决定真诚与否的权利在我手里,怎样抉择也全凭我的意志;如果我真的想要把这份诚恳交付给一位怒气冲冲的老朋友,那也是我的选择。另外——我所拥有的诚心比你想象得要多,我发誓,无论我会如何使用它。我一直试着做得更好一些。
As for England spawning a Dark Lord—
至于说英格兰是怎样孕育出一个黑魔王的——
I'd had my suspicions, ever since I first met him. He was eleven; I was sent to contact him, in the Muggle world, inform him of his acceptance into Hogwarts and a world he'd never known. Even then, he was hungry, suspicious, cruel just under the surface. Off-putting. Sorted into Slytherin, and I wondered; and I thought of keeping an eye on him. But I was such a meddling, sanctimonious old bastard, wasn't I? Always poking my long broken nose into other people's business, always making things worse when I did.
自从第一次见到他,我就有所怀疑了。他当时只有十一岁;我被派去从麻瓜世界接回他,告知他另一个其从未领略过的世界,以及他被霍格沃茨录取的消息。甚至在那时,他就已经是充满渴求的,多疑的,残忍蛰伏在外表之下蠢蠢欲动,令人生厌。正如我所料,他被分进了斯莱特林;我在他身上多留了个心眼。可我就是一个爱管闲事、道貌岸然的老混蛋,不是吗?总是把我那被打折了的长鼻子伸到别人那里,指手画脚,把一切都搅得更糟。
He learned, he grew, into what he was to become, at Hogwarts, even as I taught. He made his first Horcrux right under my selfsame nose, and I wasn't paying attention. Because Europe was groaning under your yoke; because I wrestled with the necessity of challenging you; because I didn't want to meddle in yet another child's life.
他学习着,成长着,逐渐长成他后来的样子,就在霍格沃茨,甚至是在我的教导之下。他做出了他的第一个魂器,而且就在我那条长鼻子底下,可我却浑然不觉。因为那时整个欧洲都在你的枷锁下哀嚎着;因为我正为要不要出手阻止你而挣扎着;因为我不想再插手另一个孩子的人生……
Oh, I tell myself it wouldn't have made a difference if I had. Or that it would have made things worse. But my country fell to a Dark Lord until—yes, stopped by an infant—because I didn't stop him soon enough,because I didn't stay his hand when he was still a child , still learning his ways. Because I was trying to be better.
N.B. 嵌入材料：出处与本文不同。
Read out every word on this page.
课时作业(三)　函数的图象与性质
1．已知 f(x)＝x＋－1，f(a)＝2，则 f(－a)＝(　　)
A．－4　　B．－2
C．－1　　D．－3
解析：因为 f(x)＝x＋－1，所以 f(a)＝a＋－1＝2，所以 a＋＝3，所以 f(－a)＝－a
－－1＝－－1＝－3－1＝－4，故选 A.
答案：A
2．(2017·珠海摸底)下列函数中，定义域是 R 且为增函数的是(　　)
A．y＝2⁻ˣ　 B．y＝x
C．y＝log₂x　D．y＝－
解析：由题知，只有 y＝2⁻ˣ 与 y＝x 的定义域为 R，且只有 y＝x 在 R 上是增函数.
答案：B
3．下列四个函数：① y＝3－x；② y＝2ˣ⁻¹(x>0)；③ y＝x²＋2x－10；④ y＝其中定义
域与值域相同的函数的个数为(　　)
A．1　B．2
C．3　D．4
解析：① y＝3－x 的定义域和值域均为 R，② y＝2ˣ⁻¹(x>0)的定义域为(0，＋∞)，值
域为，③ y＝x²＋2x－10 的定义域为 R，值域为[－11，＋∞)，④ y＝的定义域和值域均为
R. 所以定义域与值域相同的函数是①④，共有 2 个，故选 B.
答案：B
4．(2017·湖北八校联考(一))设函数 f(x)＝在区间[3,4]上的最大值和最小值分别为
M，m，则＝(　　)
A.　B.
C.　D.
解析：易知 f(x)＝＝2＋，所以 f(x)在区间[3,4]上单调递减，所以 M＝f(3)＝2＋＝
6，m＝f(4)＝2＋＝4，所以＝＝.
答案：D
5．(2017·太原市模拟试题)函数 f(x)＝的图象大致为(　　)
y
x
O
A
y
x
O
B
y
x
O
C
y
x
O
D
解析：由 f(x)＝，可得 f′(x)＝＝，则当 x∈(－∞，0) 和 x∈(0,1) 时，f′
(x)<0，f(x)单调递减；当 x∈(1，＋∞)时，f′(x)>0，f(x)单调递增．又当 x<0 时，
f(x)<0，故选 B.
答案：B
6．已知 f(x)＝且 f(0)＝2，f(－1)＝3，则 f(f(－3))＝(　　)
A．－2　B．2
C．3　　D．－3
我告诉自己,就算我去干涉,状况也不会有所改变,甚至我的指手画脚反而会让事态变得更糟。可如今这片生我育我的土地落入了黑魔王的手中,直到——是的,他被一个婴儿所阻止——但这一切之所以会走到这一步,就是因为我阻止得还不够及时,因为我没有在他还是个孩子的时候好好引导他,任他恣意生长;就因为我总是试图做得再好一些。
In a way, it seems the thing I miss the most about those months we had together, however selfishly, is how I could let you command me. Abdicate responsibility to one I trusted—however mad I may have been to trust you. Abdicate responsibility at all; it's not a choice I have anymore. And you've been left with no responsibilities whatsoever.
从某种程度上来说,让我最怀念的,是在一起的那几个月里我放任你主宰我,无论这看起来是有多么自私。将责任完全推给一个我信任的人——可我真是疯了才会相信你。我把该负的责任数尽丢弃,就只有过那一次。而你不负半点责任地就那么离开了。
I suppose we each envy the other. And I suppose we have nothing left to say to each other but denials and rejections. I—wish it were otherwise, at times.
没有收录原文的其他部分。